- Kenneth MacClure Baird
- Born: January 23, 1923 Hwaikingfu, Henan, China
- Died: April 18, 2022 (aged 99) Ottawa, Canada
- Citizenship: Canadian
- Education: University of New Brunswick, Bristol University, England
- Scientific career
- Fields: Physics

= Kenneth M. Baird =

Canadian physicist (1923–2022)

Kenneth MacClure Baird (January 23, 1923 – April 18, 2022) was a Canadian physicist, metrologist and inventor, born of Canadian parents in China in 1923.

==Biography==
Baird received his Bachelor of Science in physics at the University of New Brunswick, Canada in 1943, and joined the Canadian National Research Council (NRC) in Ottawa where he excelled at research in aerial reconnaissance and high speed photography. In 1946 he created a camera which could snap 800,000 pictures a second.

His success earned him full NRC financial support for graduate studies at Bristol University, England, where he acquired his Ph.D. in solid state physics in 1952. He is the younger brother to Dr. David Baird.

Returning to the NRC, Baird headed the transition of Canada’s primary length standard/facilities of the International Metre from a prototype metal bar (the official international standard of length established in 1779) to a wavelength of light. His contribution to the development of isotope lamps, on perturbations to wavelength standards, and in interferometry (including the development of the world’s first interference comparator for metre bar calibration in terms of standard wavelengths) placed Canada among the main contributors to the redefinition of the International Metre in 1960.

Baird also maintained Canada’s primary standard of mass as well as length, and standards for quantities derived from them, such as density, pressure, vacuum and certain engineering standards. For much of this work Baird engaged the industrial community, producing results such as the first commercially produced internal reflector laser, manufactured by E. Leitz Company. In 1973, Baird and his colleagues invented an important interference device designed for the security of valuable documents, subsequently used on Canadian monetary bills thus establishing a new standard for currency anti-counterfeiting.

Baird and his colleagues worked to improve the accuracy of measurements of the speed of light, which ultimately provided the solid foundation for redefining the International Metre in 1982 and "their skilled pioneering work in laser frequency stabilization and measurement" which resulted in the following achievements:

- The development of the Iodine-stabilized helium neon laser, and one of the first demonstrations of saturated absorption spectroscopy and widely used realization of the primary standard of length and wavelengths.
- The confirmation of the most recent new values for the speed of light, 100 times more accurate than previous measurements (The 7th International Conference on Quantum Electronics, Montreal, 1972).
- The development of the technique of transition–difference generated frequencies in spectroscopic wavelength and frequency measurements.
- The first measurement of the frequency of visible light, in collaboration with the US National Bureau of Standards.

Baird held five patents, and has over fifty scientific and technical papers published in the fields of high-speed and aerial photography, interferometry, lasers and metrology, establishing him as one of North America’s foremost metrologists, and giving Canada a great reputation in this field. As an invited guest, he has spoken at the Gaithersburg Conferences on Precision Measurements and Fundamental Constants in 1970 and 1981; the Fifth International Conference on Laser Spectroscopy at the U.R.S.I. Commission (Washington, DC); the Third Symposium on Frequency Standards and Metrology (France); the Royal Society Meeting on New Techniques in Optical and Infrared Spectroscopy (London); and the NATO Advanced Study Institute on Quantum Metrology (Italy).

Baird was an active member of the Optical Society of America, of which he was a fellow and member/chairman of several technical groups and policy committees. He was a member of its board of directors, vice president and president in 1983. In 1989, he was awarded its C.E.K. Mees Medal "in recognition of his contributions to standards research and optical metrology and of his service to the International Commission for Optics and the Optical Society of America."

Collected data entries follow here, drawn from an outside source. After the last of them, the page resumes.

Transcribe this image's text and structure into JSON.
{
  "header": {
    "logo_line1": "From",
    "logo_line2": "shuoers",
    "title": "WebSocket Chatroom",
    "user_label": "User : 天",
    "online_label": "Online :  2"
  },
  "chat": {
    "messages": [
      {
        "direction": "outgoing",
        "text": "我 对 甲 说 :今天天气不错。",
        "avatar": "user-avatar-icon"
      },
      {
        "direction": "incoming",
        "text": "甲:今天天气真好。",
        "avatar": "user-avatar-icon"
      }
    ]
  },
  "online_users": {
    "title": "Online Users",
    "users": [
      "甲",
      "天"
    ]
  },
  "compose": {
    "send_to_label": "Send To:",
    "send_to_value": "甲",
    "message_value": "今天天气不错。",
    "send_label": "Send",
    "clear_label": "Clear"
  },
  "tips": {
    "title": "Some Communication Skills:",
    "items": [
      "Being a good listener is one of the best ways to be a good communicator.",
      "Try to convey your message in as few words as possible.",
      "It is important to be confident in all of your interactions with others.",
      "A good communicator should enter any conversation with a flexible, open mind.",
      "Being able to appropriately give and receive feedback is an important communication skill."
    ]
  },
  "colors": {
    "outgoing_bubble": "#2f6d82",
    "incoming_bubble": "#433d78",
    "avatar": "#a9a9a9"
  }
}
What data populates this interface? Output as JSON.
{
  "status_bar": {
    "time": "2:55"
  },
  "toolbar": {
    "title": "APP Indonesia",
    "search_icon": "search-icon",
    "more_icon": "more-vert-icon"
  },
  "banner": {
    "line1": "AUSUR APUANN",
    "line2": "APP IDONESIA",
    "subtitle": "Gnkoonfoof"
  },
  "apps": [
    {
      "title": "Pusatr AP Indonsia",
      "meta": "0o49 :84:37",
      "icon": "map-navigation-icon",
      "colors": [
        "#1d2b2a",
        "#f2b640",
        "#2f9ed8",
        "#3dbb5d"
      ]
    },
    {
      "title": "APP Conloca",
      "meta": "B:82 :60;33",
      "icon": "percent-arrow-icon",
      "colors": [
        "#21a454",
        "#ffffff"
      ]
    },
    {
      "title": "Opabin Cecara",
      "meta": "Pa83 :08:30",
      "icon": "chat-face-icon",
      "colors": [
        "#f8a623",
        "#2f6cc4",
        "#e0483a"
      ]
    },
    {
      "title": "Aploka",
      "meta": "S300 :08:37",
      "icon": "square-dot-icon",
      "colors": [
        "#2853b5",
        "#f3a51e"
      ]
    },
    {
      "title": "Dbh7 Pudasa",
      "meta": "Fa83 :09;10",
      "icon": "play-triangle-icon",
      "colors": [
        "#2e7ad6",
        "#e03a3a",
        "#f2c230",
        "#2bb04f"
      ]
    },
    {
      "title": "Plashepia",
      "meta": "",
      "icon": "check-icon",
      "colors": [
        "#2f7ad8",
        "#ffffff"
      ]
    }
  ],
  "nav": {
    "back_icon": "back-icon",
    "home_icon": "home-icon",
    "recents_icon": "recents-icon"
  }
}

Baird was also a member of the Canadian Association of Physicists and chairman of its Optical Physics Division; president of the International Commission of Optics (IUPAP – a Division of UNESCO); a member of the International Astronomical Union (IAU) and chairman of its working group on wavelength standards; a member of the International Advisory Committee for the Definition of the Metre and steering committee chairman for the redefinition of the metre in 1982, as well as serving on advisory boards for several optical journals.

After retirement from the NRC in 1982, he was a visiting fellow at the Joint Institute of Laboratory Astrophysics (University of Colorado) and in 1983 a visiting scientist at the Commonwealth Scientific and Industrial Research Organization in Sydney, Australia.

While studying at the University of Bristol, England, Baird met his Swiss wife of 60 years, Erna Jaggi Baird, who died June 6, 2011, of a rare autoimmune disease:

In 2015, Baird was the eldest recipient to be named a Member of the Order of Canada.

Baird died in Ottawa on April 18, 2022, at the age of 99.